Nun aber steht die Existenz dieser beiden Orte auf dem Spiel. Das Tacheles wird möglicherweise noch in diesem Herbst geräumt, ein entsprechender Antrag der Bank des Hauseigentümers liegt bereits seit Monaten vor. Zwar hat sich Klaus Wowereit für des Erhalt des Tacheles ausgesprochen, aber das sind nur Luftblasen. Wenn es ihm damit ernst wäre, würde der Senat das Grundstück kaufen und an die Nutzer verpachten.
Ähnlich sieht es mit der Bar 25 an der Holzmarktstraße aus. Das direkt an der Spree gelegene Grundstück gehört der Berliner Stadteinigung (BSR), die die 3.000 qm zur Bebauung verkaufen möchte. Mehrere Jahre wurde die Entscheidung verschoben, nun ist es soweit. Voraussichtlich am 14. September wird die Bar 25 das letzte Mal geöffnet sein. Ähnlich wie beim Tacheles handelt es sich hier um einen Ort, der zahlreiche Möglichkeiten bietet. Neben der eigentlichen Bar und einem Restaurant gibt’s in der 25 ein Kino, Saunas, ein Theater sowie eine Konzertbühne.
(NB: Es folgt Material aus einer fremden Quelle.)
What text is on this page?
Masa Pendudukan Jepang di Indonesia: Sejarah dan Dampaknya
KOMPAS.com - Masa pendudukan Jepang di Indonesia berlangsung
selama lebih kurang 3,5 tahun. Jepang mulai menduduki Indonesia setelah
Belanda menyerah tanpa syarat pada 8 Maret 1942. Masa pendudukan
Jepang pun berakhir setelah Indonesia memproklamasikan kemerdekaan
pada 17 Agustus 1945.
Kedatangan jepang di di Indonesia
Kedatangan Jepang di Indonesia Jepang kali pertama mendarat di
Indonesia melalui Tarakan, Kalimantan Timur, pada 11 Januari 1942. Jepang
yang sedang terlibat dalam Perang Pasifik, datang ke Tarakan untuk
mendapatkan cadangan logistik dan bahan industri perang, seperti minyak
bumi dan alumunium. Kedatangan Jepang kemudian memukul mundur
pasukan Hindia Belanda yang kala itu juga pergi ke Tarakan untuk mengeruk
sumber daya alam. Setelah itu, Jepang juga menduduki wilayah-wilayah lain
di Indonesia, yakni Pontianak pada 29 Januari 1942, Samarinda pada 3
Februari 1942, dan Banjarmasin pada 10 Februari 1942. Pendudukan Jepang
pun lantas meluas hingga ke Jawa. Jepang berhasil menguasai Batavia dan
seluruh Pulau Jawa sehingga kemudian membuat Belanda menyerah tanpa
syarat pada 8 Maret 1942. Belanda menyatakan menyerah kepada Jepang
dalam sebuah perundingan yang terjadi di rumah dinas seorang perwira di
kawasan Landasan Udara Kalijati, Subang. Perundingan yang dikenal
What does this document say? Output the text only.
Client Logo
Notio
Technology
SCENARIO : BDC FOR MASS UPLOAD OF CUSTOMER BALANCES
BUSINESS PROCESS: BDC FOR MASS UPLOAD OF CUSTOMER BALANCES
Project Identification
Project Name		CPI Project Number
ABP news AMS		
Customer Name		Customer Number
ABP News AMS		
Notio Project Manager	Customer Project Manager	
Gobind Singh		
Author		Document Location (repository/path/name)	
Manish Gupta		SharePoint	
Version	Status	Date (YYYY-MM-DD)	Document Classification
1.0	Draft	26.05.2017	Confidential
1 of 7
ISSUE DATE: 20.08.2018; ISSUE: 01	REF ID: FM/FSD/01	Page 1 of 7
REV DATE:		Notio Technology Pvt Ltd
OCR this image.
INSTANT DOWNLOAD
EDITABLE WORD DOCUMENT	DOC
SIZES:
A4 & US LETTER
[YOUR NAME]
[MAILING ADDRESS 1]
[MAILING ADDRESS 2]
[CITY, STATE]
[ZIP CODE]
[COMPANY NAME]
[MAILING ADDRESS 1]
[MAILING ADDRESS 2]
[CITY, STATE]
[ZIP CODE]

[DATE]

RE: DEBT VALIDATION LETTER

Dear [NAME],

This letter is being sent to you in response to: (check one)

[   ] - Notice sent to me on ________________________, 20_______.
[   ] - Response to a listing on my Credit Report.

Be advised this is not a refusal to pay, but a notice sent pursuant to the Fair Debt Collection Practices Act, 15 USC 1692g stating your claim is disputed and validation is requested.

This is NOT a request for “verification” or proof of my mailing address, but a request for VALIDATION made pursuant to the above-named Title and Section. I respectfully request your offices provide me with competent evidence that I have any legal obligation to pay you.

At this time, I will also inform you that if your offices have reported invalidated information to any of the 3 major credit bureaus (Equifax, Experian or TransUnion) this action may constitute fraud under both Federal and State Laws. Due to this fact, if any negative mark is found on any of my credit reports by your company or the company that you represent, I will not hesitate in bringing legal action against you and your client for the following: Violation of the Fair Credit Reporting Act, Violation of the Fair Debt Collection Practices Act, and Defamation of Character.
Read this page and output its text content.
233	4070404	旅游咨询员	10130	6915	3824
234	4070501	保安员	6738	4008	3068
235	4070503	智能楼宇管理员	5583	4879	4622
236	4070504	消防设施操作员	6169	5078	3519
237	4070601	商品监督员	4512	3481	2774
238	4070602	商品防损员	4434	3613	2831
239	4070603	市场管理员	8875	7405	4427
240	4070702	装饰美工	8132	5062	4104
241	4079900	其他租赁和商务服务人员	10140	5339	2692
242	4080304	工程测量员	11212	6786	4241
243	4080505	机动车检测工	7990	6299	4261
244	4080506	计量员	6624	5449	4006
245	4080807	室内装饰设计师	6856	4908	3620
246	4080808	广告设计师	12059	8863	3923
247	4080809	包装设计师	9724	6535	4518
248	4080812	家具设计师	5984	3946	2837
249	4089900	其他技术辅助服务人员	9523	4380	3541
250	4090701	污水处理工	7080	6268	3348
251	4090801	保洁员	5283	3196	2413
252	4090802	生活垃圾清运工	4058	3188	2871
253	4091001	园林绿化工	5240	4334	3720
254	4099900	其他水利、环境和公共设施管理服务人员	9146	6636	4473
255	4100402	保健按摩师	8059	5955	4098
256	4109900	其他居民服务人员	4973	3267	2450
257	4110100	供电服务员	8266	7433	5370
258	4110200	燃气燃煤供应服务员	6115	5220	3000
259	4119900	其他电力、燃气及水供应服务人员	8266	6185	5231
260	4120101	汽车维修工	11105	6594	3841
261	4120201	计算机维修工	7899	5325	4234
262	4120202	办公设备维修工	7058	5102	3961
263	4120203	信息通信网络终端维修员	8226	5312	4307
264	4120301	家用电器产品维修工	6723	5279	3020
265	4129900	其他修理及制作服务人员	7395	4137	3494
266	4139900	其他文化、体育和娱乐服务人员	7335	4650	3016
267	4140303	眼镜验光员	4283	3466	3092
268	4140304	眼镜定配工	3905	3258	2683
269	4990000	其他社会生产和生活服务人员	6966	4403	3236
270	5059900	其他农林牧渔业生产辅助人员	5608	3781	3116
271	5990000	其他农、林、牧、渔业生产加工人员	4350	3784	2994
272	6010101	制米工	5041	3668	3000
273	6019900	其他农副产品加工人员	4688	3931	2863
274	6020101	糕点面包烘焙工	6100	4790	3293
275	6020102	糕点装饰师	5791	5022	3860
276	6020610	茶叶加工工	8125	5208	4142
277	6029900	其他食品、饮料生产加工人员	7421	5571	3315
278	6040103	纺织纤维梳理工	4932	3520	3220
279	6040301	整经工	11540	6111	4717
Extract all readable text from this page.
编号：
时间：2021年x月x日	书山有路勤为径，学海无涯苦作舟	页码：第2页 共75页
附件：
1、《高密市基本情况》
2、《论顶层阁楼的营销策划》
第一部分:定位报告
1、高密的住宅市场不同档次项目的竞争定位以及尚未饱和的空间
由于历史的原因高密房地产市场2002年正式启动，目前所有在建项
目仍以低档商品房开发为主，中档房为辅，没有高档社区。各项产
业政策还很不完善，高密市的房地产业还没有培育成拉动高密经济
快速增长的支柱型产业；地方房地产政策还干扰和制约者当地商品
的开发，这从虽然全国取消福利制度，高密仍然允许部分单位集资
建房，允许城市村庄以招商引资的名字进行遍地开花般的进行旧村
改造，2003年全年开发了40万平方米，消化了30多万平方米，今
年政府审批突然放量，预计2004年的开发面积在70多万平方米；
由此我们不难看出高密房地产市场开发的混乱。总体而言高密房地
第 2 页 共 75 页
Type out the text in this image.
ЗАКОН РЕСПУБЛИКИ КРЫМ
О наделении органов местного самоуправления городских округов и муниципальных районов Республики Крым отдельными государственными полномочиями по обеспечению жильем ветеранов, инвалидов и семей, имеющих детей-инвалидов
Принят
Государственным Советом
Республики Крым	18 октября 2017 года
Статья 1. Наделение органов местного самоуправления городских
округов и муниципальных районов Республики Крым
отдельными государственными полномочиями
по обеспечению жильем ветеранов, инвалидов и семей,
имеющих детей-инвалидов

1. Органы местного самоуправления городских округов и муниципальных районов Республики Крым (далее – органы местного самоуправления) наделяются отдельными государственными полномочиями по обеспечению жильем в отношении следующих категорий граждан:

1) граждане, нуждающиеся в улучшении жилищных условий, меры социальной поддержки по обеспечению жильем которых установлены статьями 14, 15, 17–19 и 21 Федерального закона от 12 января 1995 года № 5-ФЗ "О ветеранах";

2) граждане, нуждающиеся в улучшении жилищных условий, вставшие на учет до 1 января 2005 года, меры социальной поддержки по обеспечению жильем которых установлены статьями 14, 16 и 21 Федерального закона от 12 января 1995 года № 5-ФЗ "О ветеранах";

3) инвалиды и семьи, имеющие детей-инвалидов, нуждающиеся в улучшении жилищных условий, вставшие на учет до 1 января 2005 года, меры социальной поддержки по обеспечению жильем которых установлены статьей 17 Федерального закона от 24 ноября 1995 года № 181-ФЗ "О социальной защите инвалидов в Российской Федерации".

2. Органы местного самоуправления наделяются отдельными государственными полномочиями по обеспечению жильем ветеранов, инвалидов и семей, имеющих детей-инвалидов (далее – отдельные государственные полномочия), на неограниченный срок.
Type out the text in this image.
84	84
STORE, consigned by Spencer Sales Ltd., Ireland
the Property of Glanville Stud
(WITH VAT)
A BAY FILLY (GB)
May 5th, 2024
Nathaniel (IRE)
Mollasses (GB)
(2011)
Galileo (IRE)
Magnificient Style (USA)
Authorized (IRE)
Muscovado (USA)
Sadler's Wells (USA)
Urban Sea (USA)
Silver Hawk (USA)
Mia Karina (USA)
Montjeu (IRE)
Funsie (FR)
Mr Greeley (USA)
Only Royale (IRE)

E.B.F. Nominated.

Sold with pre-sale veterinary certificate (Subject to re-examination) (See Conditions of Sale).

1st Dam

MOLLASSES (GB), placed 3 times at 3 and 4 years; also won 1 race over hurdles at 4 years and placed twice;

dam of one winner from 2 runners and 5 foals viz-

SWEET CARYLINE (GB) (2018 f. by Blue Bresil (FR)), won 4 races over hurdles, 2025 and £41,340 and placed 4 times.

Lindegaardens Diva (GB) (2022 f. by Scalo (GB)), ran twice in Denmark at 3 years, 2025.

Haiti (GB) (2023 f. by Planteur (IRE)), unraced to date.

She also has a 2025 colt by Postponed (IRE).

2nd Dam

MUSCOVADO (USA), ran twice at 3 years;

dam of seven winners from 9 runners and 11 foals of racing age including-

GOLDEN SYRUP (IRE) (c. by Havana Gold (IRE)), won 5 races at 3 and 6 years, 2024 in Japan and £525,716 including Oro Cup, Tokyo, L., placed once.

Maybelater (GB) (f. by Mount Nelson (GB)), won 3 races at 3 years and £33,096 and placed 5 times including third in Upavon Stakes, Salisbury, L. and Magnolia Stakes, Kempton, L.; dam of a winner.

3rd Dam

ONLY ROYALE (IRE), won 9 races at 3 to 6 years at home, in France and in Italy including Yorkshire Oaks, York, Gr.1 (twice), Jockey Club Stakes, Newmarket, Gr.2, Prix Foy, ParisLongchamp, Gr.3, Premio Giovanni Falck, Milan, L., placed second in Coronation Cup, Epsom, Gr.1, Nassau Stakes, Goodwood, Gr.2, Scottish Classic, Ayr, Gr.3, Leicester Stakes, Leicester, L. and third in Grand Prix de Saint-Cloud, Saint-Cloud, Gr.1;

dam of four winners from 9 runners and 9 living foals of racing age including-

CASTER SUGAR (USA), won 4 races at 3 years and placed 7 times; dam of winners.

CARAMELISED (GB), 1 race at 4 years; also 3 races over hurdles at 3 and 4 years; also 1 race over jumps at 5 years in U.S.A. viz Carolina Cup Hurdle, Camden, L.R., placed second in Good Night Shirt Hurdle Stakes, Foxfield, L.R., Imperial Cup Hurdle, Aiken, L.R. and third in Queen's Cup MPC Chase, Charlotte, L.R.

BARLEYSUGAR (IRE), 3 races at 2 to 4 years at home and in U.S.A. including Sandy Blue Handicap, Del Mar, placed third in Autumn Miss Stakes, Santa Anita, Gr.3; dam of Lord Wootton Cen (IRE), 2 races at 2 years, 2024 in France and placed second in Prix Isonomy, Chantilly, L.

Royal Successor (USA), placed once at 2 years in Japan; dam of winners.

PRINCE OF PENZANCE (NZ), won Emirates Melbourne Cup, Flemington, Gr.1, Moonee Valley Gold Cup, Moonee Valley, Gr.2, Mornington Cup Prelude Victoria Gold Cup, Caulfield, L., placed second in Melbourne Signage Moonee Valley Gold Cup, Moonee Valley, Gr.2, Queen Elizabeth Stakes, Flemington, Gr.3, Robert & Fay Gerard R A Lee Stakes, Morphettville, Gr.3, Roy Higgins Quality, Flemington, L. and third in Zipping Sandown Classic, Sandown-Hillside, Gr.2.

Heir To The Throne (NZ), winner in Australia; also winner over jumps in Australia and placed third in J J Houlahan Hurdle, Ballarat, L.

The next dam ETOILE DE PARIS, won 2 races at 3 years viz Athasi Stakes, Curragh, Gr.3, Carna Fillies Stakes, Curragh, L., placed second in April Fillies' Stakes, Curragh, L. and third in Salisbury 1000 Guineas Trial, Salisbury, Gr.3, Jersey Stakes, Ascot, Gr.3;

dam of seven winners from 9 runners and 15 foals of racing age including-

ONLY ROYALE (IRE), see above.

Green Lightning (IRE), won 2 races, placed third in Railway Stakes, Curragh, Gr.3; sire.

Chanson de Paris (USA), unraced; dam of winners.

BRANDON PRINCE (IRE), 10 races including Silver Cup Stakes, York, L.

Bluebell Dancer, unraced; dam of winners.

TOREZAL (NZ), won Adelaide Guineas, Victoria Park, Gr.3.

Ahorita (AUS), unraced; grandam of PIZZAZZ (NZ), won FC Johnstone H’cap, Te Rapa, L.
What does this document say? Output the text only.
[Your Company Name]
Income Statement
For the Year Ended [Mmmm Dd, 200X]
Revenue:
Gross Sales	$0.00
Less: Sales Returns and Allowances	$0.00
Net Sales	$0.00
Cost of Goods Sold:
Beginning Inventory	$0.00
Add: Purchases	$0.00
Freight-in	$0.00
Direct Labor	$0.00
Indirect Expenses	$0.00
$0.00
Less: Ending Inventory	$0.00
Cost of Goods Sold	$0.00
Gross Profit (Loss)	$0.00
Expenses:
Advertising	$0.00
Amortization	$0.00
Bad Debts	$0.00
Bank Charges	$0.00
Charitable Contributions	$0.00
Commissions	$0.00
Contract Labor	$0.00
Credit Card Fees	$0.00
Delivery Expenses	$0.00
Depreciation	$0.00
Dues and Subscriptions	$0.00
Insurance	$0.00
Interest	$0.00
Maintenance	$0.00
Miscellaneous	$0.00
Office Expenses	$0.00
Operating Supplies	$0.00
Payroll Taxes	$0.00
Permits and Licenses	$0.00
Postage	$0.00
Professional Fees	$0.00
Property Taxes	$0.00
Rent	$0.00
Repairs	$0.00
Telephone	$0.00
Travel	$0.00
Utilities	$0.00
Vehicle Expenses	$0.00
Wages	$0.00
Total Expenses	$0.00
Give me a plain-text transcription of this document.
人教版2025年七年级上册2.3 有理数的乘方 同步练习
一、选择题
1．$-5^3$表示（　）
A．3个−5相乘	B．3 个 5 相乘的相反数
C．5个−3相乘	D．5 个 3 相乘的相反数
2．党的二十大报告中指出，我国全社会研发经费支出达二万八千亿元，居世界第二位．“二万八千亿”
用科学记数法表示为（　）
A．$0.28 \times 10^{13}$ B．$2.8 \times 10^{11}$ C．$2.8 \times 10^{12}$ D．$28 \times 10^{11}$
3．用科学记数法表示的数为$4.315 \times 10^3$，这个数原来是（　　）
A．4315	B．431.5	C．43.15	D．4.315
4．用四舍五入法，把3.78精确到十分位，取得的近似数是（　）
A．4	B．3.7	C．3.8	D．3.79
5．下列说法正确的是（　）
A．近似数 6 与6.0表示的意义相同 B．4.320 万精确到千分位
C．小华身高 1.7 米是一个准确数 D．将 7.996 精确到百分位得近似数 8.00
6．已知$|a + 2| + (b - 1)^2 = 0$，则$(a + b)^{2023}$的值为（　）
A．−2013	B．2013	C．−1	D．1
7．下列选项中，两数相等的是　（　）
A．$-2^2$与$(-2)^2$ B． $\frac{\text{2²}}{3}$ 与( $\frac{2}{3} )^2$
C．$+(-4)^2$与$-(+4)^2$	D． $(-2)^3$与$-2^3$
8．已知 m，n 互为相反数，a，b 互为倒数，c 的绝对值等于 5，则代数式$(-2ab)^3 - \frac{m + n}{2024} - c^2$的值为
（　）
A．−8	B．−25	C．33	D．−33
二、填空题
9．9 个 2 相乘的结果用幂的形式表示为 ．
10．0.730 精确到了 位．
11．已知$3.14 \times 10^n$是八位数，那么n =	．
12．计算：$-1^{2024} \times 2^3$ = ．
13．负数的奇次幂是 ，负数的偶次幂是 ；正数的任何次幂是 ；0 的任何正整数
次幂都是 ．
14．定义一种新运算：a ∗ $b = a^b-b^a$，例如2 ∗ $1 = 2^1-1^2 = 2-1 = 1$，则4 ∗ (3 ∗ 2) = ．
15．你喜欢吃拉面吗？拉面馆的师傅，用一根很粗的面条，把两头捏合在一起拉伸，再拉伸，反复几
Auch bei der Bar 25 gäbe es eine Lösung, sogar zwei. Einerseits könnte der Senat als BSR-Eigner direkten Einfluss nehmen und die Verpachtung des Geländes anweisen. Zusätzlich besteht die Alternative, die Bar auf das Gelände des einstigen Spreeparks in Treptow zu verlegen. Auch hier könnte der Senat das Gelände erwerben und weiterverpachten. Und auch hier tut er es nicht.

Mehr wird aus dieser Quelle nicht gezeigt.